An observation worth noting … and pondering, from Chris Nelder:
I really didn’t think I’d have to say this again, but peak oil is about data, and specifically data about the production rate of oil. If you want to claim that peak oil is dead (or alive), you have to talk about data on production rates. There is no other way to discuss it.
It’s just not that difficult a concept.
Despite the diligent efforts of deniers to assure the public that we’re “not running out of oil” because “human ingenuity” and “technological advancements courtesy of the free market” are resulting in “vastly massive potential” blah, blah, blah, facts still matter. So no matter what the Ingenious Technology Fairy might potentially find, that’s all secondary.

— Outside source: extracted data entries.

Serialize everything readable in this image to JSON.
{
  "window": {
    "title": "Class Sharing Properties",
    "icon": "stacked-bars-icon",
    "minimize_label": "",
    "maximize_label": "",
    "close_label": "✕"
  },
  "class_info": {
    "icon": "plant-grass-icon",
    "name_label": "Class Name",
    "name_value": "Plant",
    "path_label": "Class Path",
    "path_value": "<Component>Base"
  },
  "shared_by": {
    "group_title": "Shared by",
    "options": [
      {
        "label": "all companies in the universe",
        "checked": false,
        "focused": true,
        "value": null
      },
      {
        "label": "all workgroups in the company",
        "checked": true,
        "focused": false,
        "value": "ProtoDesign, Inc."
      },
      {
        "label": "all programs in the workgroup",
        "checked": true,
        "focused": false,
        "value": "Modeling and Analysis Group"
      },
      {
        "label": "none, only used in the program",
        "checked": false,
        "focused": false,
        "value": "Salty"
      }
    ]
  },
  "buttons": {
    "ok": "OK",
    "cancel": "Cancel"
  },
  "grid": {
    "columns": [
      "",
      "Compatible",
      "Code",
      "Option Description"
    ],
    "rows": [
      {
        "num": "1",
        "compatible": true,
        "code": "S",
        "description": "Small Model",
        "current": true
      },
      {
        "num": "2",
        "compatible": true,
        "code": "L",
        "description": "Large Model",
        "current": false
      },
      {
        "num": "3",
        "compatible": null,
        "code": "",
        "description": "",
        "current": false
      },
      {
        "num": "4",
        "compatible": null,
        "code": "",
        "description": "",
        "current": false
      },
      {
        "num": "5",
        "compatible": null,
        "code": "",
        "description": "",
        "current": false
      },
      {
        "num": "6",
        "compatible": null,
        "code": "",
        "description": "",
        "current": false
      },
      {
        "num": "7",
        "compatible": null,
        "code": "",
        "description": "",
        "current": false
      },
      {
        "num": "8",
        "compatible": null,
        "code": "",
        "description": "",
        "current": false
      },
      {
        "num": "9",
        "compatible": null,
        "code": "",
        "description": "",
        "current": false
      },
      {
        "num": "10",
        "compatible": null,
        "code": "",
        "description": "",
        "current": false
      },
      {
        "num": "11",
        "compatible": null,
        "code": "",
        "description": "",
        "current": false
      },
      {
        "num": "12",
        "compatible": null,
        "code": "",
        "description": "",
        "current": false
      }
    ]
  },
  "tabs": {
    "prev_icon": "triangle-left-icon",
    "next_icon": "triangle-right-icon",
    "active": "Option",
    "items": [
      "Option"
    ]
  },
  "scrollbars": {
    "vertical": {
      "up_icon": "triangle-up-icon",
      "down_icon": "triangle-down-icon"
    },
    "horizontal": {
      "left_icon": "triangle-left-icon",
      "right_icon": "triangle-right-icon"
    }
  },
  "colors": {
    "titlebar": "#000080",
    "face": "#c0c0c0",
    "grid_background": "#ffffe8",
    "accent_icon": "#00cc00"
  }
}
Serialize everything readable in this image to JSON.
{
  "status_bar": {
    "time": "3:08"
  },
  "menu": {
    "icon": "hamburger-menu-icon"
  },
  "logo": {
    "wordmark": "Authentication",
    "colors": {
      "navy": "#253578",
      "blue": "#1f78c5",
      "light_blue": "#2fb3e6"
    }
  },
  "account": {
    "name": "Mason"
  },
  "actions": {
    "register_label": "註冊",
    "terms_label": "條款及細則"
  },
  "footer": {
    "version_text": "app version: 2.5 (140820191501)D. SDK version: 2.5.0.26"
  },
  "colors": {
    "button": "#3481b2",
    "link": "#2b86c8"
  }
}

If the tar sands/tight oil and their brethren cannot be extracted at a rate sufficient to meet demand, at affordable costs, in sufficient quantities in timely fashion and of a quality matching the conventional resources which are past peak [just for starters], the Happy Talk is just that.
What’s now being relied upon requires more financial investments and greater expenditures of energy to extract, produce, refine, and deliver. It costs more. It’s more challenging to locate and extract. It does not provide the same energy bang for the buck as the finite resource we’ve all been relying upon for nearly two centuries.
Annoying details, but the facts matter. Rate of production matters, too. If your go-to people aren’t discussing and explaining these issues, then they have an agenda different than yours.